In 2010, she was in the music group called Dim Sum Dollies.

== Filmography ==

=== Theatre ===

- Bugis Street (1994)
- Mortal Sins (1995)
- Ka-Ra-you-OK? as Electric Geisha (1996)
- Forbidden City: Portrait of An Empress (2002)
- Aladdin (2004)
- Cabaret as Sally Bowles (2006)
- The Magic Fundoshi (2006)
- Shanghai Blues (2008)
- SING Dollar! (2009)
- Beauty And The Beast (2009)
- Cinderel-lah! (2010)
- Into The Woods (2011)

=== Film ===
- The Blue Mansion (2009)
- It's a Great, Great World (2011)

==Personal life==
Yong married actor Gerald Chew in 2003 and divorced 9 months later.

In January 2011, Yong was diagnosed with stomach cancer.

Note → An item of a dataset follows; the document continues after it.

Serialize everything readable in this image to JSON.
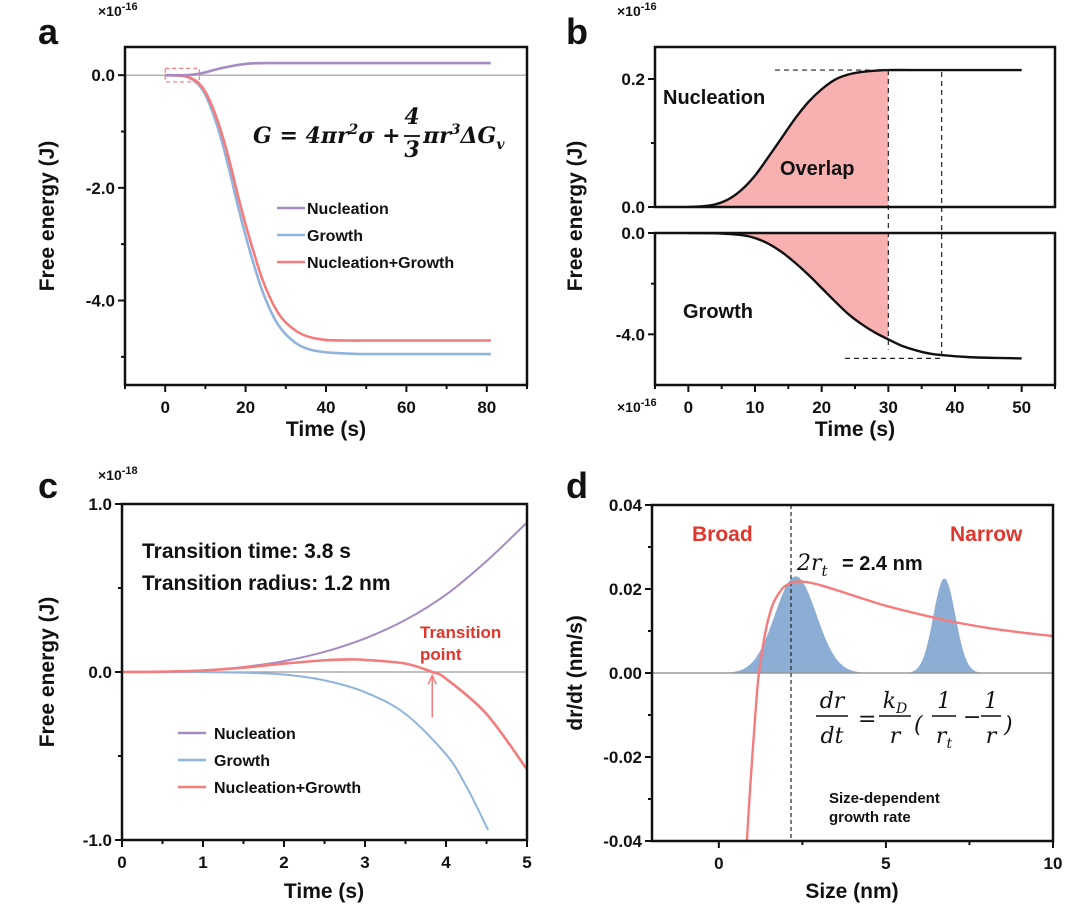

A few months later, she married her long time boyfriend, Jerry Lim, an interior designer. She started treatment for her cancer after her marriage. The treatment went well and the cancer was in remission. A routine scan in September showed her cancer relapsed.

== Death ==
Yong died of stomach cancer on 2 May 2012 aged 37, after a 17-month battle with the disease. Yong is survived by her parents and two sisters. Her funeral took place at Mandai Crematorium on 4 May 2012.

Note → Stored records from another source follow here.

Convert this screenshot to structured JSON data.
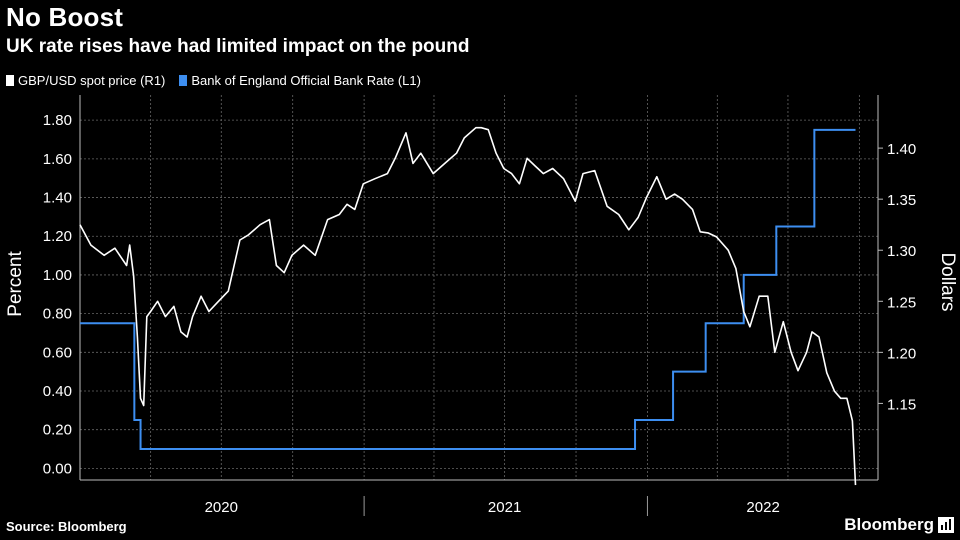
{
  "title": "No Boost",
  "subtitle": "UK rate rises have had limited impact on the pound",
  "source": "Source: Bloomberg",
  "brand": "Bloomberg",
  "colors": {
    "background": "#000000",
    "spot": "#ffffff",
    "rate": "#3d8ef0",
    "grid": "#666666"
  },
  "chart_data": {
    "type": "line",
    "grid": true,
    "legend_position": "top-left",
    "series": [
      {
        "name": "GBP/USD spot price (R1)",
        "axis": "right",
        "color": "#ffffff",
        "x": [
          "2020-01-01",
          "2020-01-15",
          "2020-02-01",
          "2020-02-15",
          "2020-03-01",
          "2020-03-05",
          "2020-03-10",
          "2020-03-15",
          "2020-03-19",
          "2020-03-23",
          "2020-03-27",
          "2020-04-01",
          "2020-04-10",
          "2020-04-20",
          "2020-05-01",
          "2020-05-10",
          "2020-05-18",
          "2020-05-25",
          "2020-06-05",
          "2020-06-15",
          "2020-06-25",
          "2020-07-10",
          "2020-07-25",
          "2020-08-05",
          "2020-08-20",
          "2020-09-01",
          "2020-09-10",
          "2020-09-20",
          "2020-09-30",
          "2020-10-15",
          "2020-10-30",
          "2020-11-15",
          "2020-11-30",
          "2020-12-10",
          "2020-12-20",
          "2020-12-31",
          "2021-01-15",
          "2021-01-31",
          "2021-02-10",
          "2021-02-24",
          "2021-03-05",
          "2021-03-15",
          "2021-03-31",
          "2021-04-15",
          "2021-04-30",
          "2021-05-10",
          "2021-05-25",
          "2021-06-01",
          "2021-06-10",
          "2021-06-20",
          "2021-06-30",
          "2021-07-10",
          "2021-07-20",
          "2021-07-30",
          "2021-08-10",
          "2021-08-20",
          "2021-09-01",
          "2021-09-15",
          "2021-09-30",
          "2021-10-10",
          "2021-10-25",
          "2021-11-10",
          "2021-11-25",
          "2021-12-08",
          "2021-12-20",
          "2021-12-31",
          "2022-01-13",
          "2022-01-25",
          "2022-02-05",
          "2022-02-15",
          "2022-02-28",
          "2022-03-10",
          "2022-03-20",
          "2022-03-31",
          "2022-04-15",
          "2022-04-25",
          "2022-05-05",
          "2022-05-13",
          "2022-05-25",
          "2022-06-05",
          "2022-06-14",
          "2022-06-25",
          "2022-07-05",
          "2022-07-14",
          "2022-07-25",
          "2022-08-01",
          "2022-08-10",
          "2022-08-20",
          "2022-08-30",
          "2022-09-07",
          "2022-09-15",
          "2022-09-22",
          "2022-09-26"
        ],
        "values": [
          1.325,
          1.305,
          1.295,
          1.302,
          1.285,
          1.305,
          1.275,
          1.215,
          1.155,
          1.148,
          1.235,
          1.24,
          1.25,
          1.235,
          1.245,
          1.22,
          1.215,
          1.235,
          1.255,
          1.24,
          1.248,
          1.26,
          1.31,
          1.315,
          1.325,
          1.33,
          1.285,
          1.278,
          1.295,
          1.305,
          1.295,
          1.33,
          1.335,
          1.345,
          1.34,
          1.365,
          1.37,
          1.375,
          1.39,
          1.415,
          1.385,
          1.395,
          1.375,
          1.385,
          1.395,
          1.41,
          1.42,
          1.42,
          1.418,
          1.395,
          1.38,
          1.375,
          1.365,
          1.39,
          1.382,
          1.375,
          1.38,
          1.37,
          1.348,
          1.375,
          1.378,
          1.343,
          1.335,
          1.32,
          1.332,
          1.352,
          1.372,
          1.35,
          1.355,
          1.35,
          1.34,
          1.318,
          1.317,
          1.313,
          1.3,
          1.282,
          1.24,
          1.225,
          1.255,
          1.255,
          1.2,
          1.23,
          1.2,
          1.182,
          1.2,
          1.22,
          1.215,
          1.18,
          1.162,
          1.155,
          1.155,
          1.133,
          1.07
        ]
      },
      {
        "name": "Bank of England Official Bank Rate (L1)",
        "axis": "left",
        "color": "#3d8ef0",
        "step": true,
        "x": [
          "2020-01-01",
          "2020-03-11",
          "2020-03-19",
          "2021-12-16",
          "2022-02-03",
          "2022-03-17",
          "2022-05-05",
          "2022-06-16",
          "2022-08-04",
          "2022-09-26"
        ],
        "values": [
          0.75,
          0.25,
          0.1,
          0.25,
          0.5,
          0.75,
          1.0,
          1.25,
          1.75,
          1.75
        ]
      }
    ],
    "y_left": {
      "label": "Percent",
      "ticks": [
        "0.00",
        "0.20",
        "0.40",
        "0.60",
        "0.80",
        "1.00",
        "1.20",
        "1.40",
        "1.60",
        "1.80"
      ],
      "range": [
        -0.06,
        1.93
      ]
    },
    "y_right": {
      "label": "Dollars",
      "ticks": [
        "1.15",
        "1.20",
        "1.25",
        "1.30",
        "1.35",
        "1.40"
      ],
      "range": [
        1.075,
        1.452
      ]
    },
    "x_axis": {
      "range": [
        "2020-01-01",
        "2022-10-25"
      ],
      "labels": [
        "2020",
        "2021",
        "2022"
      ]
    }
  }
}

An Emma Yong Fund was set up after her death to helps artists who are critically ill. A memorial concert was held in remembrance of Yong and to raise money for the Fund. The concert was held at the Esplanade who loaned the use of its Concert Hall for free with all performers performing for free. Ticketing agent, SISTIC, also donated the collected handling fees to charity. Performers included the two other Dim Sum Dollies, Selena Tan and Pam Oei, Sebastian "Broadway Beng" Tan, Karen Tan, Tan Kheng Hua, Denise Tan (who replaced Yong as one of the Dim Sum Dollies), Ivan Heng and Glen Goei. More than $275,500 was raised through the concert.